First, it was examined whether eotaxin instillation into the airways induced airway inflammation and hyperresponsiveness. In mice eotaxin instillation into the airways did not result in increased number of eosinophils in the airways, nor did it change airway responsiveness. In contrast, eotaxin inhalation by human asthmatic volunteers resulted in a small increase in sputum eosinophils compared to placebo treatment. No changes in airway responsiveness could be measured. This might indicate that only eotaxin induced eosinophil migration under inflammatory circumstances but is not involved in the development of airway hyperresponsiveness.
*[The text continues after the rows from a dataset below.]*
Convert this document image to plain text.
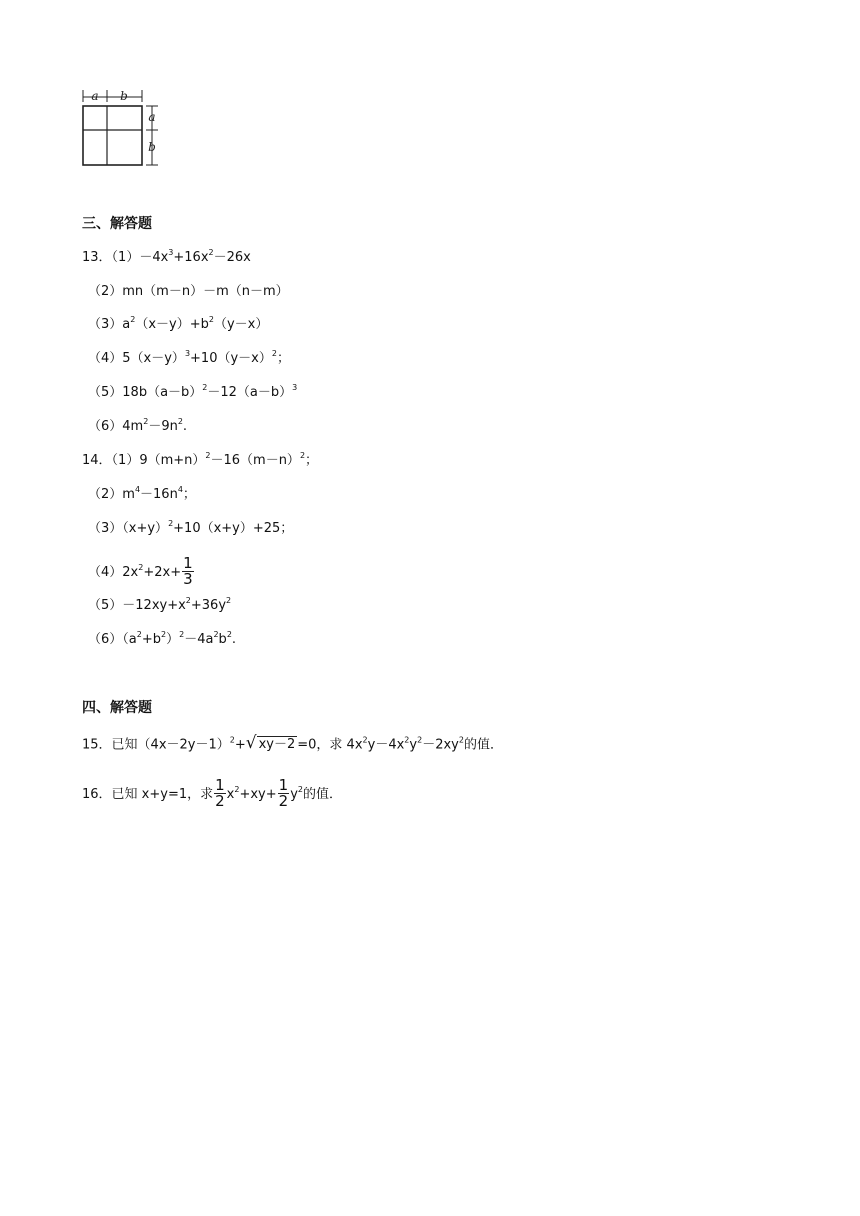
a b
a
b
三、解答题
13．$(1)-4x^3+16x^2-26x$
（2）mn（m－n）－m（n－m）
$(3)a^2(x-y)+b^2(y-x)$
$(4)5(x-y)^3+10(y-x)^2$；
$(5)18b(a-b)^2-12(a-b)^3$
$(6)4m^2-9n^2$.
14．$(1)9(m+n)^2-16(m-n)^2$；
$(2)m^4-16n^4$；
$(3)(x+y)^2+10(x+y)+25$；
$(4)2x^2+2x+ \frac{1}{3}$
$(5)-12xy+x^2+36y^2$
$(6)(a^2+b^2)^2-4a^2b^2$.
四、解答题
15．已知$(4x-2y-1)^2+√$ xy－2 =0，求 $4x^2y-4x^2y^2-2xy^2$的值．
16．已知 x+y=1，求 $\frac{1}{2} x^2+xy+ \frac{1}{2} y^2$的值．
Second, it was assessed whether eotaxin played a role in ovalbumin-/virus-induced airway hyperresponsiveness. Intratracheal administration of parainfluenza-3 virus to guinea pigs resulted in increased levels of eotaxin in the bronchoalveolar lavage (BAL) fluid. This coincided with increased numbers of eosinophils in the BAL fluid. In a murine model for allergic asthma, ovalbumin treatment lead to airway hyperresponsiveness, airway inflammation and increased eotaxin levels in BAL fluid. However, treatment of ovalbumin challenged and sensitised mice with anti-eotaxin antibodies did not change the number of eosinophils in the BAL fluid and airway responsiveness. Thus, although eotaxin is increasingly expressed after a respiratory virus infection or ovalbumin treatment, it seems that eotaxin is not the only factor involved in eosinophil migration.
Third, it was investigated whether eotaxin can activate mast cells. Using flowcytometry it was assessed that bone-marrow-derived mast cells express CCR3 on their surface. However, activation of this receptor by eotaxin did not influence mast cell activation. No mast cell degranulation and leukotriene C4 production could be demonstrated. Therefore, it seems unlikely that eotaxin augment inflammatory reactions by activating mast cells.
In conclusion, eotaxin alone is not responsible for increased migration of eosinophils to the airways. Only in allergic conditions, such as in asthmatic patients, eotaxin may be involved in eosinophil migration. Since anti-eotaxin antibodies did not reduce airway eosinophilia in ovalbumin treated mice, it is unlikely that eotaxin or its receptor will be a good candidate as a therapeutic target.